Medical bills can pile up quickly after a car accident, especially if your injuries are severe. Unfortunately, there’s often a lot of confusion as to who pays the medical bills after a car accident, so it’s important to understand how it works.
If you were in an accident in Kansas City and need legal advice, contact the knowledgeable car accident attorneys at Peterson & Associates, P.C. They can explain the process and, if you choose to work together, help file a claim for compensation from the negligent party’s insurance company.
Who Pays for Medical Bills After a Car Accident?
Most people believe that the driver who is at fault for an accident and their insurance should be responsible for covering the medical bills of those injured. While this is technically correct, it must be proven that they are indeed responsible for the crash before any kind of settlement can be reached.
Once they’re found to be at fault, then their insurance company is liable to pay you for the damages you’ve incurred, which includes your expenses for medical care. However, proving fault, even with ample evidence, is a time-consuming process, which can take months or even years. Meanwhile, you’re not compensated until a settlement is reached. So unfortunately, as the injured party with medical bills, you’re ultimately responsible for paying them in the interim.

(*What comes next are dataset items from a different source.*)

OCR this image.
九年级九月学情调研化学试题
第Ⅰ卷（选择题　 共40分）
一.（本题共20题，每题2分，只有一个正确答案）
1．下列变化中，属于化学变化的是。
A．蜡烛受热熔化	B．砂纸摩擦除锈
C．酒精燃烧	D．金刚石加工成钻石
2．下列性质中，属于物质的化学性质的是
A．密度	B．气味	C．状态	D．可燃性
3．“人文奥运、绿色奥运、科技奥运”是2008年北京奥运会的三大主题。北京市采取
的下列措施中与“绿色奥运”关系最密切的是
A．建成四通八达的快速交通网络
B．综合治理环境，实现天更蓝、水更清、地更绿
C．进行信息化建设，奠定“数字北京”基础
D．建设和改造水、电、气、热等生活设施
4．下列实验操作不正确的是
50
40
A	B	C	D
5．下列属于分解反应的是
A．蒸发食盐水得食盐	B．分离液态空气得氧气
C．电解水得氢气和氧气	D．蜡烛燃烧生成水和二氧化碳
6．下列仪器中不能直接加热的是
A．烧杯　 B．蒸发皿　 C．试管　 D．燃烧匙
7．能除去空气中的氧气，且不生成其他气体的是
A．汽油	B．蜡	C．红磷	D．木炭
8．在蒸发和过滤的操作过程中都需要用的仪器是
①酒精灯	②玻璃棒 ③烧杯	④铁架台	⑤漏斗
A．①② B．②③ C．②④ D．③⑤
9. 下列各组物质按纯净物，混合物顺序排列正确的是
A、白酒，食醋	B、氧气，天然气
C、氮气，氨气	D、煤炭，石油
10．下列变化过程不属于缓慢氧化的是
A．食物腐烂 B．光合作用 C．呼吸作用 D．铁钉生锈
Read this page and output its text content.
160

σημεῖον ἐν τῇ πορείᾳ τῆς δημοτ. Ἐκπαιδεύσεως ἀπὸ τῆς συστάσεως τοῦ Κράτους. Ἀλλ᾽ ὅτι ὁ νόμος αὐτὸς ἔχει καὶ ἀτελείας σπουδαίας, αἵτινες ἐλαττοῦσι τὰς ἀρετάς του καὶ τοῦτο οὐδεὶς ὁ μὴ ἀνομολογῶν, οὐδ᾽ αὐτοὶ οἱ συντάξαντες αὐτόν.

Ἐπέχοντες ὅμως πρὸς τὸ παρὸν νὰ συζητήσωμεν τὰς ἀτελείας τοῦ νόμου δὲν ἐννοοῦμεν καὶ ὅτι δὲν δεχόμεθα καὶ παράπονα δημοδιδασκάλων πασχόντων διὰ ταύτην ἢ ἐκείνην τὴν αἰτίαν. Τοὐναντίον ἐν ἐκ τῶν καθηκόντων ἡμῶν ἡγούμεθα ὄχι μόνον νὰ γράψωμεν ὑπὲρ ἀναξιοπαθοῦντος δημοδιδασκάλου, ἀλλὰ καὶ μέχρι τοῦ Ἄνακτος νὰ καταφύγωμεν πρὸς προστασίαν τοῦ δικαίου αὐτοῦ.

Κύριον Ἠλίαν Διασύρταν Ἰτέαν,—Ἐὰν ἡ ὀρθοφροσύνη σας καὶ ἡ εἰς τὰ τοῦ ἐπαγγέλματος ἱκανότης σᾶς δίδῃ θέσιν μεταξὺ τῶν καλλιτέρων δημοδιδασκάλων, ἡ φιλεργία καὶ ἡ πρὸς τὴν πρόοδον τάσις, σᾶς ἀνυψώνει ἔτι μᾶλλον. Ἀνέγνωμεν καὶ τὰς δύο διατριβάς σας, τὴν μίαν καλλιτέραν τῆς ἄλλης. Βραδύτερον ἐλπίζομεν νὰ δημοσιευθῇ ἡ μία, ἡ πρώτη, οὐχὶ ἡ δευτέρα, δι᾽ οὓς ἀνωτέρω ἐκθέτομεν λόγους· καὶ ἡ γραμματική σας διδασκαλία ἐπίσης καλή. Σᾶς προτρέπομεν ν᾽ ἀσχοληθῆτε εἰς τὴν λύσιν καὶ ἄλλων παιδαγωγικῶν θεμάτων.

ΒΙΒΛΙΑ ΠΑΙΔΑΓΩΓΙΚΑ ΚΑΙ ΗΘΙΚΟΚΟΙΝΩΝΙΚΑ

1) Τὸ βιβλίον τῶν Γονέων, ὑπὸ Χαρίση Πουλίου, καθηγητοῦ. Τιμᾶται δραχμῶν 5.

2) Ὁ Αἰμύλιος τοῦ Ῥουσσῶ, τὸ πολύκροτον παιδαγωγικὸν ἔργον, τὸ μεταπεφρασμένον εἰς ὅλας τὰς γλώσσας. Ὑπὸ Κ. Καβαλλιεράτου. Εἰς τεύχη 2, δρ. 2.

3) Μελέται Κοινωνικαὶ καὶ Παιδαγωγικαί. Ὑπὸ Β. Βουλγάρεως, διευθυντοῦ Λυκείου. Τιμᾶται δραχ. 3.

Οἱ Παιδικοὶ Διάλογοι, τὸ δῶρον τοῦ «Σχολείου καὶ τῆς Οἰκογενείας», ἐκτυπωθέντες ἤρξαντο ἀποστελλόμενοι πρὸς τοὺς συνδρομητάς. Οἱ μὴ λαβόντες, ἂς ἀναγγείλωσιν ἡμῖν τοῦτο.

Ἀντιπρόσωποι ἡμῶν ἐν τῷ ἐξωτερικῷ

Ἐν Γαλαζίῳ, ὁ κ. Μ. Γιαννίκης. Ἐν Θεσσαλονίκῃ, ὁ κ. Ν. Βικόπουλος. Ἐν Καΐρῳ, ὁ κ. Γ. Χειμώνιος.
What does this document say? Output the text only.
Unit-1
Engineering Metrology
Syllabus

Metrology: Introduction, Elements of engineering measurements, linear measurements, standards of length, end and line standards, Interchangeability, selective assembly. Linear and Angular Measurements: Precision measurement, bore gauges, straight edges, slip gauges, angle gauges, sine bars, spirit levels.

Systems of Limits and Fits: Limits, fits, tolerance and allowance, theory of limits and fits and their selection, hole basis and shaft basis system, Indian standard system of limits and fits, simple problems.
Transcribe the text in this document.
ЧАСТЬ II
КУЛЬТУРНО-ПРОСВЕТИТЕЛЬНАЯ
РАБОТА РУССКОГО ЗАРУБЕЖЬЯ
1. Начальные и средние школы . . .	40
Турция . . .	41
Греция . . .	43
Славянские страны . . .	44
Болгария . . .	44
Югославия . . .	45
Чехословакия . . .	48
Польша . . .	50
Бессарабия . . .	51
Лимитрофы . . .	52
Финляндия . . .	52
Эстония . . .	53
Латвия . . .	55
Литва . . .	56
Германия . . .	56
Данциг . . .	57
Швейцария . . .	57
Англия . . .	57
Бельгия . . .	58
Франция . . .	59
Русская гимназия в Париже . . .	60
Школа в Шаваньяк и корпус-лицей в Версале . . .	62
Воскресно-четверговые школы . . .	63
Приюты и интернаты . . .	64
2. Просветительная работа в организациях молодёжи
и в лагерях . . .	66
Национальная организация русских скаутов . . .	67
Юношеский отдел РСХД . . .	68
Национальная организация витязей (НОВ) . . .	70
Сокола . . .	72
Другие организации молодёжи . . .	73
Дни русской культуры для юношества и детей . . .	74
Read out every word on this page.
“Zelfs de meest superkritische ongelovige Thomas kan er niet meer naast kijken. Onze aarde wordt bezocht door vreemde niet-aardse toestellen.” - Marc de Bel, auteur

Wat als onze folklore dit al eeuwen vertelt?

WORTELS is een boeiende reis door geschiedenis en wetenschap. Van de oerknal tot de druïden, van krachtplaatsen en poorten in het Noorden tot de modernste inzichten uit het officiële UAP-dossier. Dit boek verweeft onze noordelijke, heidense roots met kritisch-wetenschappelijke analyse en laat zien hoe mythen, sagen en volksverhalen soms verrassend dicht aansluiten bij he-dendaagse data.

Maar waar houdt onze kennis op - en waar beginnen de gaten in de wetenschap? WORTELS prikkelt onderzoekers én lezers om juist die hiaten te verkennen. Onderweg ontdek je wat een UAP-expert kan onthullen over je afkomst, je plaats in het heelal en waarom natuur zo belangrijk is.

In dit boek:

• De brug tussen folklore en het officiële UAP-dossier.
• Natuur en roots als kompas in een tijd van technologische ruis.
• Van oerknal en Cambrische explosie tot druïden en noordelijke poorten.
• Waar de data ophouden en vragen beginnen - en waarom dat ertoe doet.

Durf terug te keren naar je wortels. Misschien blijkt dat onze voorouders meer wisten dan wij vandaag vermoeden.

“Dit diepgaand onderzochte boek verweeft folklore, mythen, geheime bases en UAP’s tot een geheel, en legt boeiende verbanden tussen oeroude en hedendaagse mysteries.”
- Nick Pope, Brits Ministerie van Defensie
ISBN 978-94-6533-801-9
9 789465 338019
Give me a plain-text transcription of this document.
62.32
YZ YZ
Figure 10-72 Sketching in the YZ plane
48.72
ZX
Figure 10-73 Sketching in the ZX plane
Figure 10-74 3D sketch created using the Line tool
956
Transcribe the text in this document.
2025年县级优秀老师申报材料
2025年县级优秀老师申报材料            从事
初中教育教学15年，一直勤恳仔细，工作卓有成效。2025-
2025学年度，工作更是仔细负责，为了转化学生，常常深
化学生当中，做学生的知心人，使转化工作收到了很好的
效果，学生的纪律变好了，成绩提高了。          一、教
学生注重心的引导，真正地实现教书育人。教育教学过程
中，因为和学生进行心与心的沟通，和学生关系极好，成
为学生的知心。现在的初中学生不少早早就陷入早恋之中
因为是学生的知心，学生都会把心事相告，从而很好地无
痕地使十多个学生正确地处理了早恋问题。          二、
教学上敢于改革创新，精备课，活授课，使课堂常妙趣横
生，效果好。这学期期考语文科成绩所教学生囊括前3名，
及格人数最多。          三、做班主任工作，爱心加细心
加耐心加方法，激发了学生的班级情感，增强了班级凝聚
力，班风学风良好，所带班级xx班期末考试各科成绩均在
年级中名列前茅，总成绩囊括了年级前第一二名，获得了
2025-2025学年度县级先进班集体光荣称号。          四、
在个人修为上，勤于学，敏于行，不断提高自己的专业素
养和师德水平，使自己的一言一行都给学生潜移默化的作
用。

However, medical professionals routinely see people who are injured in car accidents. If you’re having difficulty paying your bills, it’s advisable to tell your doctor about the progress of your claim. They understand that your injuries might prohibit you from working, and how long it takes insurance companies to finalize a settlement. As such, some doctors and hospitals are open to developing a payment plan.
If you have past-due medical bills that have gone to collections, call the doctor and/or medical facility right away to update them about your work with an attorney on a settlement or possible litigation. Most can issue a temporary hold on collections until the settlement goes through or the court makes a ruling in your case. You can also request that medical billing forgo reporting any late payments on your credit report until after you receive the settlement or court-awarded damages amount.
Other Options for Covering the Cost of Your Medical Treatment
Paying medical expenses out of pocket can be financially catastrophic for many people as they wait for compensation from the insurance company. In fact, medical expenses are a primary reason why people declare bankruptcy. For this reason, it’s important to explore your options for covering your cost of care until your claim is settled. Here are some options:
You can use personal health insurance to cover medical expenses after a car accident, which will likely cover some or maybe even all of your medical bills related to the accident. However, you’re required to pay any deductibles and copayments outlined in your policy. Make a record of all deductibles and copayments you’ve had to pay, so they can be reimbursed when you discuss the total damages sustained in the accident.
Medical Payments Coverage (MedPay)
MedPay is optional auto insurance coverage in Missouri you can add to your existing policy. Coverage limits vary from $1,000 to $10,000, and are the amount your insurance company will pay toward eligible medical expenses after an accident. MedPay is a no-fault policy, so it pays for medical expenses following an accident, regardless of who is at fault. So if you have this coverage, it’s possible it might be enough to cover your injury expenses. Provide your doctor’s office with information regarding your MedPay plan, and it can bill it for the cost of your care.
Personal Injury Protection (PIP)
PIP insurance is another additional coverage on your car insurance policy that can be purchased in some states and may cover many of your medical and other accident-related expenses. However, in Missouri, this specific coverage isn’t available. Instead of PIP insurance, Missouri insurance companies offer the MedPay insurance discussed previously.
If you don't have the financial means to cover your medical bills, or if the at-fault driver is underinsured, seek legal help from an experienced personal injury attorney who can advise you on other ways to secure the compensation you need to cover medical bills, lost wages, and other damages.